Being a huge Mike Mignola fan, his latest saga with the Hellboy series has really piqued my interest when Dark Horse signed on artist extraordinaire, Richard Corben to draw it.
I've been a fan of Corben's since his early Heavy Metal (the magazine, not the music genre) days. His handling of Mignola's most famous red hued big man is going to be a treat for the next few issues.
Fellow speed demon with the marker & Pixar impresario, Jay Shuster has been growing out his facial fuzz over the last few months. Beyond scaring small children & people with heart ailments, he's also become the inspiration of a handful of drawings I've done since coming back from California.
For Jay's comments on this libel, you can check out his vision and feeble comments on his blog.
Tuesday, August 5, 2008
By the good graces of CCS' Career Services and Marketing & PR departments, last semester Don Kilpatrick, Stephen Schudlich and I were given the task to come up with a book touting some of our department's finer works. This book so eloquently named Medium Well by Stephen is that compilation. It includes some of our stellar junior & senior work within the department. It made its debut at the San Diego Comic Con and was shown to several of our more prominent LA alumni as well.

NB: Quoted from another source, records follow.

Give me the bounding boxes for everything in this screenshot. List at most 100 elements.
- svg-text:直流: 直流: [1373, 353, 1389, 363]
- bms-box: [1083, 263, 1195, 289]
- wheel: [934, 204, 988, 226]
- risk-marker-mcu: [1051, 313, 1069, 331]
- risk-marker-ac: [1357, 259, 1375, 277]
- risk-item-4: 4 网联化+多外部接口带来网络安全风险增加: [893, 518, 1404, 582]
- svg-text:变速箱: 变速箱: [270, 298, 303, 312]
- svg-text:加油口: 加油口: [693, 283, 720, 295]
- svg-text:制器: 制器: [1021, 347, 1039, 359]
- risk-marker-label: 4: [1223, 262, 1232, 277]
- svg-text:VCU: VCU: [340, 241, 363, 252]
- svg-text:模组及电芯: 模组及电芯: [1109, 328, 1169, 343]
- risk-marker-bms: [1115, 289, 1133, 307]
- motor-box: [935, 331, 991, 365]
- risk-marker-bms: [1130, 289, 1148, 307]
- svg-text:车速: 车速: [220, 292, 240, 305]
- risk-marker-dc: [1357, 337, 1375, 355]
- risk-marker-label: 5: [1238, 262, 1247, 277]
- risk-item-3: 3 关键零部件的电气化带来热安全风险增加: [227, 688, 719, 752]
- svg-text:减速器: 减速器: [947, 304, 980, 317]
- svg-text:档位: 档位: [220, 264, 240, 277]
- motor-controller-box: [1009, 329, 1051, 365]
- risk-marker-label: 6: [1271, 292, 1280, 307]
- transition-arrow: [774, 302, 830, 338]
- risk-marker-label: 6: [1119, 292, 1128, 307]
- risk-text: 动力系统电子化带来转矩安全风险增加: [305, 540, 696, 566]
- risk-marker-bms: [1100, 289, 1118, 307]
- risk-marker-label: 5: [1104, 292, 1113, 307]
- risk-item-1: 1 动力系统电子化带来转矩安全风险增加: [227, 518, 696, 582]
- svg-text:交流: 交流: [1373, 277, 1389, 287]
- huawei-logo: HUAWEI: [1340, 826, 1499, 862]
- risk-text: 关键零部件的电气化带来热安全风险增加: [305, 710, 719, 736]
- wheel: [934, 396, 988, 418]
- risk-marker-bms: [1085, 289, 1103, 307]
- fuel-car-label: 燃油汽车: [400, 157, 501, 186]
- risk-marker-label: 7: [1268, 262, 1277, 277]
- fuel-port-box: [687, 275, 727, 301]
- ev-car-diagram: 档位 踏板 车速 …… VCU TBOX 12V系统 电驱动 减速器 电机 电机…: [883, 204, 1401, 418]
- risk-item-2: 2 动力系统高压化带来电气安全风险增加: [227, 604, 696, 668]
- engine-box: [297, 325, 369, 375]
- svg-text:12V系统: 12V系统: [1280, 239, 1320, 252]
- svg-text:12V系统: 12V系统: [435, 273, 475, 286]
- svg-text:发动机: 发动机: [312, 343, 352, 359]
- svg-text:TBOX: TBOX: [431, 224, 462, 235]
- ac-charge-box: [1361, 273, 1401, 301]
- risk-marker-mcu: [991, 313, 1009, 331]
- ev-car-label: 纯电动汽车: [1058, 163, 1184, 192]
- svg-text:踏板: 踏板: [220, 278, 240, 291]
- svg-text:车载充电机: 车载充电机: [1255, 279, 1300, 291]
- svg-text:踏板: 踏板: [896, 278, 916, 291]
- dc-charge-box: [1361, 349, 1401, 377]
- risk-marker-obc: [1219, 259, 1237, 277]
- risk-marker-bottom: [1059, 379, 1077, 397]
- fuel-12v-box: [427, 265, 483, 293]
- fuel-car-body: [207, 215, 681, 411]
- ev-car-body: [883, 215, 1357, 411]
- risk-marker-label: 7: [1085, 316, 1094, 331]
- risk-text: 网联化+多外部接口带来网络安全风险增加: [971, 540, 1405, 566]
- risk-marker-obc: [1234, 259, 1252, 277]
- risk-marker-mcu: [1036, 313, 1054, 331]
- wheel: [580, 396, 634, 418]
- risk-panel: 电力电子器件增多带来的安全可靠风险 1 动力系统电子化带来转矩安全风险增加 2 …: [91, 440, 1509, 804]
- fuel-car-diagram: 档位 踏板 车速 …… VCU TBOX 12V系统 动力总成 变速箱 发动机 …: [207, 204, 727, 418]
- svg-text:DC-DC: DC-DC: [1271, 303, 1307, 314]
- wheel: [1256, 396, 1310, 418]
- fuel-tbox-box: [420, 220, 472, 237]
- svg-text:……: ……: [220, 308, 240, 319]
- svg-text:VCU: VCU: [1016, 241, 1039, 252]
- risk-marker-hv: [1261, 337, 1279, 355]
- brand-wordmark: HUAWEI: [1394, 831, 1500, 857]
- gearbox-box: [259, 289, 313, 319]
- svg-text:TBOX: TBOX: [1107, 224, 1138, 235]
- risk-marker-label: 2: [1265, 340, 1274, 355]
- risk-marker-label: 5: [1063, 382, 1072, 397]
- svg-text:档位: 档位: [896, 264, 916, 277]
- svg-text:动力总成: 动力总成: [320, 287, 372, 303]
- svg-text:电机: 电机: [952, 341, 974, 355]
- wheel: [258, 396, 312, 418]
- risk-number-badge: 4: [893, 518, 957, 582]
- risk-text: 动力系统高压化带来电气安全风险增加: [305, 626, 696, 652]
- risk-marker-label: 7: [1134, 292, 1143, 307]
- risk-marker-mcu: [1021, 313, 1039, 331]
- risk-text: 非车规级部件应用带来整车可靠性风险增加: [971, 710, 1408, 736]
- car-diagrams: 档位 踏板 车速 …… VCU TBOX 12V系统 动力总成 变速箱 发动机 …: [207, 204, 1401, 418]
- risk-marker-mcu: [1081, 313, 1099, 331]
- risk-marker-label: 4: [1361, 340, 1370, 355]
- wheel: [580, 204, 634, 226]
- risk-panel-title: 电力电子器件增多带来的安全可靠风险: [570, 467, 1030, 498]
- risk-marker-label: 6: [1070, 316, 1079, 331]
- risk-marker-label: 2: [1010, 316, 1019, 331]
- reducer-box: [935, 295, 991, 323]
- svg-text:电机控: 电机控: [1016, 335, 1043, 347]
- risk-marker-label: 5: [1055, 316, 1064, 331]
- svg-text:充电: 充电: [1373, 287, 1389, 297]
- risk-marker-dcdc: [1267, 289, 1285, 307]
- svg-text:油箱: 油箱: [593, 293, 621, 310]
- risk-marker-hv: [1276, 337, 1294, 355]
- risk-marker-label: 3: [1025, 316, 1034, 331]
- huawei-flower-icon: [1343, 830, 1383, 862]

Ryan Gitter, Stormtrooper Elvis & comic book cover artist extraordinaire, Adam Hughes
Famed painter, illustrator and all around great guy Greg Spalenka with Kassandra Heller & Chris Houghton
Rachael Olek, Sherrie Savage & Christina Harper on Preview Night
Dave Boyle & Lori Watson at the CCS booth
Ryan Gitter, Lauren Moyer, Chris Antoin, Dave Swartz & Lance Red
Scott Daly, Wes Eggebrecht & Matt Byle
Angie Lai, Mike Roll & Scott Bogoniewski
Wes Eggebrecht, Scott Daly, Matt Byle, Mike Roll & Jay Shuster
It's hard to believe it's been over a week since I got back from the San Diego Comic Convention. This year has been exceptionally good for the simple reason that we had over 50+ students, recent alums, and older alums attending on their own dime. Many of my current students and the recent alums attending for the very first time got a chance to sit in on panel discussions, attend seminars, meet their heroes, have their portfolios reviewed, and buy cool swag. On Saturday we had an alumni get together at the Rock Bottom Brewery which was attended by plenty more CCS folks & guests.
In so many ways it was sensory overload, a marathon of the senses, and a great time to be had by all. And as grueling as this event is to do every year, I'm buoyed by my students' raw enthusiasm and excitement at this event. I think it's a great way to introducing them to the business, their possibilities, their peers, and a chance to see where they fit into it all.
Like Steven Guarnaccia, the chairperson of Parsons Illustration program so eloquently said of the Comic Con- "it's the future of Illustration". After seeing my students do so well promoting not only themselves, but the school- I'm so inclined to agree.